Why did you have to inflict upon us mortals a misery so gay and painful? Why?
The following piece of writing, my first ever blog is the result of my complete boredom and pissed off state of mind. I’m sure I have become too damn bored of being too bored for the past one month or so. Anyway, here's why I think Twilight is the worst piece of corporate bullshit since Backstreet Boys and the people behind it should be shot in the ass and then hanged thrice:
First of all, let us begin with the lead actor/vampire/super-hero/biggest fag ever. He’s a vampire who belongs to a family of “vegetarians” that only hunts animals(which I discovered after watching this movie makes me a veggie too since I haven’t really eaten any humans yet, never mind all the Butter Chickens and over-priced KFC buckets).In the movie he gets introduced in the gayest manner ever(right up there with Ranbir Kapoor’s towel dancing sequence in Saawariya)and sparkles every time he is exposed to sunlight which kind of makes me jealous since the last time I was out on some beach in some hot city exposed to the sun I had blisters all over my ass.He’s so white that the loser in those Fair and Handsome ads should screw SRK(open to all interpretations)and follow our perfectly bleached vampire boy with no protruding canines or mean dialogues or scary charisma(are you a fucking Vampire or Snowhite,dude?) .In fact every time he opens that lip gloss coated mouth to utter a word his Alice In Wonderland-like face looks like that last pizza he ate 108 years ago still hasn't found its way out of his butt.
Second of all, let us begin with Bella, the dumbest and most uninteresting female ever portrayed on celluloid, she’s so dim-witted and boring that she makes Kajol’s character in all the Karan Johar movies we’ve had to sit through for god knows what reason look like Jim Carrey from The Mask. Apparently, she cannot seem to deliver a single dialogue without either flinching(which reminds me of my exact reaction at the time my Chemistry teacher asked me the formula of Potash Alum back in 9th Standard) or a motion of moving her head sideways in a quick to and fro motion( which reminded me of the Simple Harmonic Motion lecture that followed the Chemistry mindfucking).She drives around in a car that makes my 96 model Maruti 800 look like an Aston Martin auctioned right off of a Bond flick. She does have a bimbo friend who wears hairbands straight out of the wardrobes of the girls I went to primary school with 10 years ago.Bella almost always has chance of dying(from reasons like being run over or getting eaten up by her “non vegetarian”-soon-to-be-in-the-third-movie-devarji).
She does have one very interesting quality about herself though, something that should keep all the guys interested.What?Really?!What the fuck have I been smoking? Okay, before I get castrated for saying this, let me open the Pandora’s(or Bella’s) box.She is downright horny.She is so horny she would even do that fat guy from Borat.But heck!Our gentleman sonny boy won’t even give her action. WHAT THE FUCK DUDE?! You’re refraining from sex?She wants to get it on and you’re talking marriage? What are you an Ekta-Kapoor-invented bahu? Just do her already before she decides to turn into a Swami Nityanand follower. You know how much awesome stuff you can do if you’re awake 24/7/365 than saving a bimbo’s ass and watch her sleep? And why the hell did you let the bitch go after she kissed Jacob a.k.a. Hollywood ka Salman Khan a.k.a. saaxy Werewolf. Clearly O.J. Simpson didn’t have any influence on you. How could you use up 3 fucking books to finally hump her? Or at least you could have done one of the gazillion teenage girls crazy over you and Justin Bieber.

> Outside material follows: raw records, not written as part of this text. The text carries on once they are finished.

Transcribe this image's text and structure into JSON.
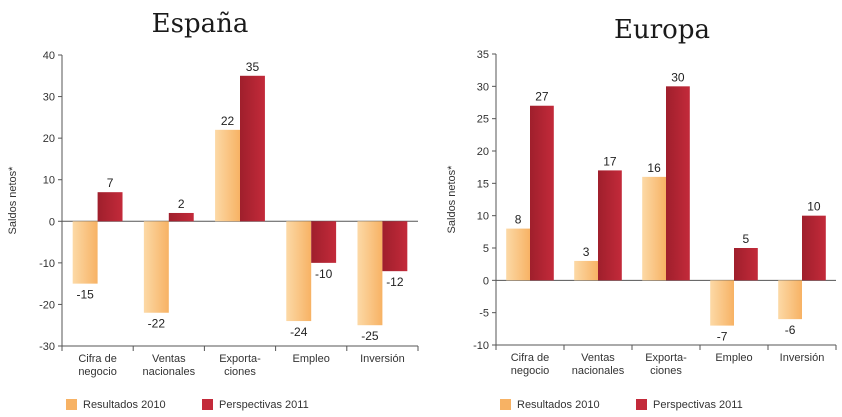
{
  "colors": {
    "resultados": "#f7b264",
    "resultados_light": "#fcd9a6",
    "perspectivas": "#c32a3a",
    "perspectivas_dark": "#9f1f2c",
    "axis": "#555555"
  },
  "chart_data": [
    {
      "type": "bar",
      "title": "España",
      "ylabel": "Saldos netos*",
      "xlabel": "",
      "ylim": [
        -30,
        40
      ],
      "yticks": [
        -30,
        -20,
        -10,
        0,
        10,
        20,
        30,
        40
      ],
      "grid": false,
      "legend_position": "bottom-left",
      "categories": [
        [
          "Cifra de",
          "negocio"
        ],
        [
          "Ventas",
          "nacionales"
        ],
        [
          "Exporta-",
          "ciones"
        ],
        [
          "Empleo"
        ],
        [
          "Inversión"
        ]
      ],
      "series": [
        {
          "name": "Resultados 2010",
          "values": [
            -15,
            -22,
            22,
            -24,
            -25
          ]
        },
        {
          "name": "Perspectivas 2011",
          "values": [
            7,
            2,
            35,
            -10,
            -12
          ]
        }
      ]
    },
    {
      "type": "bar",
      "title": "Europa",
      "ylabel": "Saldos netos*",
      "xlabel": "",
      "ylim": [
        -10,
        35
      ],
      "yticks": [
        -10,
        -5,
        0,
        5,
        10,
        15,
        20,
        25,
        30,
        35
      ],
      "grid": false,
      "legend_position": "bottom-left",
      "categories": [
        [
          "Cifra de",
          "negocio"
        ],
        [
          "Ventas",
          "nacionales"
        ],
        [
          "Exporta-",
          "ciones"
        ],
        [
          "Empleo"
        ],
        [
          "Inversión"
        ]
      ],
      "series": [
        {
          "name": "Resultados 2010",
          "values": [
            8,
            3,
            16,
            -7,
            -6
          ]
        },
        {
          "name": "Perspectivas 2011",
          "values": [
            27,
            17,
            30,
            5,
            10
          ]
        }
      ]
    }
  ]
}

Bella, do you know how high the number of rapes committed by sexually frustrated weirdos is? Yet you won’t give it up to a human? What the fuck is so special about a Vampire or/and Werewolf dick anyway? And you kept just staring out of the window doing nothing after he broke up with you, is that how America is fighting recession?
And since when did Americans start loving melodrama that is more than enough to put Rani Mukherjee to shame? And if Vampires can play Baseball then how about convincing the pyaasi chudails and kunwari dayans from apni very own C-grade Bollywood Horror flicks to take part in the upcoming CWG?
Finally, all the fan-girls, what next if this shiny guy is the perfect “soulmate” for you? Would you expect us normal straight guys to walk around looking, talking and sounding like Justin Bieber and Bobby Darling now? And will you stop looking up to Bella as a role model please?